TEXTE COLLECTIF
Un fait illustre le scandale actuel : l’électricité a un coût bas en France grâce au nucléaire, or les factures flambent. C’est que tous les marchés, pétrolier et gazier, mais aussi électrique, sont désormais branchés sur les Bourses.
C’est le résultat de la déréglementation voulue par l’Union européenne (UE), avec l’accord constant des gouvernements français. La spéculation a été encouragée et elle fait rage avec de gigantesques surprofits encaissés par les firmes énergétiques, pétrolières et gazières qui dominent le marché mondial. La note de la nécessaire relance après les confinements est présentée aux usagers.
Voilà où mènent quarante années de néolibéralisme qui ont conduit au gigantesque gâchis des privatisations, tandis que les fonds ont manqué pour développer les infrastructures. Voila aussi où mènent les abandons de l’Union européenne, qui accepte durablement la dépendance aux énergies intermittentes, couplée aux importations d’énergie fossile. Cela pendant que les États-Unis, qui occupaient déjà la place de numéro un des consommateurs, sont maintenant, grâce au schiste nord-américain, le premier producteur d’hydrocarbures et font danser les marchés, sèment le chaos guerrier dans les zones de gisement, tout en faisant leurs courses en Europe avec des projets de centrales en Angleterre, en Europe de l’Est.
Il faut en finir avec la guerre froide énergétique, qui épouse la guerre froide tout court relancée par l’Otan, et s’engager véritablement dans la transition écologique, la décarbonation. Les conservateurs allemands enferment l’Europe dans l’impasse d’une transition exclusivement centrée sur le solaire et l’éolien, avec, durant cette mutation longue et incertaine, la persistance d’un fort courant d’importations d’hydrocarbures, dans une relation qui ne peut que nourrir les tensions avec les pays producteurs. Donc, la première nécessité est de promouvoir toutes les productions d’énergie non fossile, pour réduire cette dépendance. L’UE doit retrouver le chemin des contrats à long terme garantissant revenus et approvisionnement des parties, diversifier ces derniers et se doter d’une agence européenne de l’énergie régulant les échanges. Pour sortir du charbon et du pétrole, des pays se tournent vers le nucléaire.
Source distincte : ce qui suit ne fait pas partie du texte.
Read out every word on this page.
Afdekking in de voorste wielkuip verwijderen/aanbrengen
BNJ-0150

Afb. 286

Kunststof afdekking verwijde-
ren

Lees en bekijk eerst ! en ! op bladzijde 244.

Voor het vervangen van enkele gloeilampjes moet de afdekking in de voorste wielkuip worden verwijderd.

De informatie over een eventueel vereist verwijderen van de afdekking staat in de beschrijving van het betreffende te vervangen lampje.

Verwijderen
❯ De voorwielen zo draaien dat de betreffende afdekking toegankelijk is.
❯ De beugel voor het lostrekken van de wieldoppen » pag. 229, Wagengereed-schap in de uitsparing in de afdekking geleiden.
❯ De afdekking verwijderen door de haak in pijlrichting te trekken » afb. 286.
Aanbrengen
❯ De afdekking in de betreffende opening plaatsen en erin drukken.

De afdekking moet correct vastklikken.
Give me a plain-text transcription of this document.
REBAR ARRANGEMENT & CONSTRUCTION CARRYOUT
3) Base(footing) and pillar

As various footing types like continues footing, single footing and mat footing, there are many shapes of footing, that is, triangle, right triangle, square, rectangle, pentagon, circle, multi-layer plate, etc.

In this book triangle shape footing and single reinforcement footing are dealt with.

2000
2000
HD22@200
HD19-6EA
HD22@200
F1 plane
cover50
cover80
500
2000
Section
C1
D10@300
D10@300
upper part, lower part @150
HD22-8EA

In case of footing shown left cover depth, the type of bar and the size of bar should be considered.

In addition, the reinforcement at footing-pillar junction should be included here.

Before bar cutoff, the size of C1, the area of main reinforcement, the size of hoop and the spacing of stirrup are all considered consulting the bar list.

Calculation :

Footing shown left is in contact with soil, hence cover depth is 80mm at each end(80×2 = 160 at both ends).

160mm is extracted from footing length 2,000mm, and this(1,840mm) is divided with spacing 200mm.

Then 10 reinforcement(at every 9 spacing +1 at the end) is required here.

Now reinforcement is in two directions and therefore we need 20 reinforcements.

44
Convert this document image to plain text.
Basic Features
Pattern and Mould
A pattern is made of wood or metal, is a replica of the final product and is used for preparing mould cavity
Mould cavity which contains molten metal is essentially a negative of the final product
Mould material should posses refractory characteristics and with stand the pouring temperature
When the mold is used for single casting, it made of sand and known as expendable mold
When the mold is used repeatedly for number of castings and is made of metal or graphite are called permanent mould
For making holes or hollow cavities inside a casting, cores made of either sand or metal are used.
L’UE doit développer ses potentiels en la matière, avec notamment les compétences françaises, pour sécuriser ces installations, contribuer à la réussite des transitions et aider à l’électrification et au développement pour répondre aux besoins humains. Il s’agit de sortir l’énergie de la logique marchande. L’ONU, la COP devraient être dotées de pouvoirs régulateurs en ce domaine, avec une agence internationale de l’énergie réformée et élargie, aux prérogatives étendues.
L’énergie est un bien commun mondial et, pour certaines de ses sources, menacé d’épuisement. Les instances mondiales doivent donc inciter au contrôle public et démocratique des entreprises et réseaux, éviter que sa rareté ne soit l’objet de spéculations spoliant les peuples, dégradant la planète. Immédiatement, la création d’une taxe internationale sur les superprofits des géants de l’énergie s’impose.
Signataires : Valérie Gonçalvès et Éric Le Lann, coauteurs de Énergie et communisme. Une vision d’avenir (Manifeste, 2021), et Didier Valette, conseiller en économie sociale et solidaire.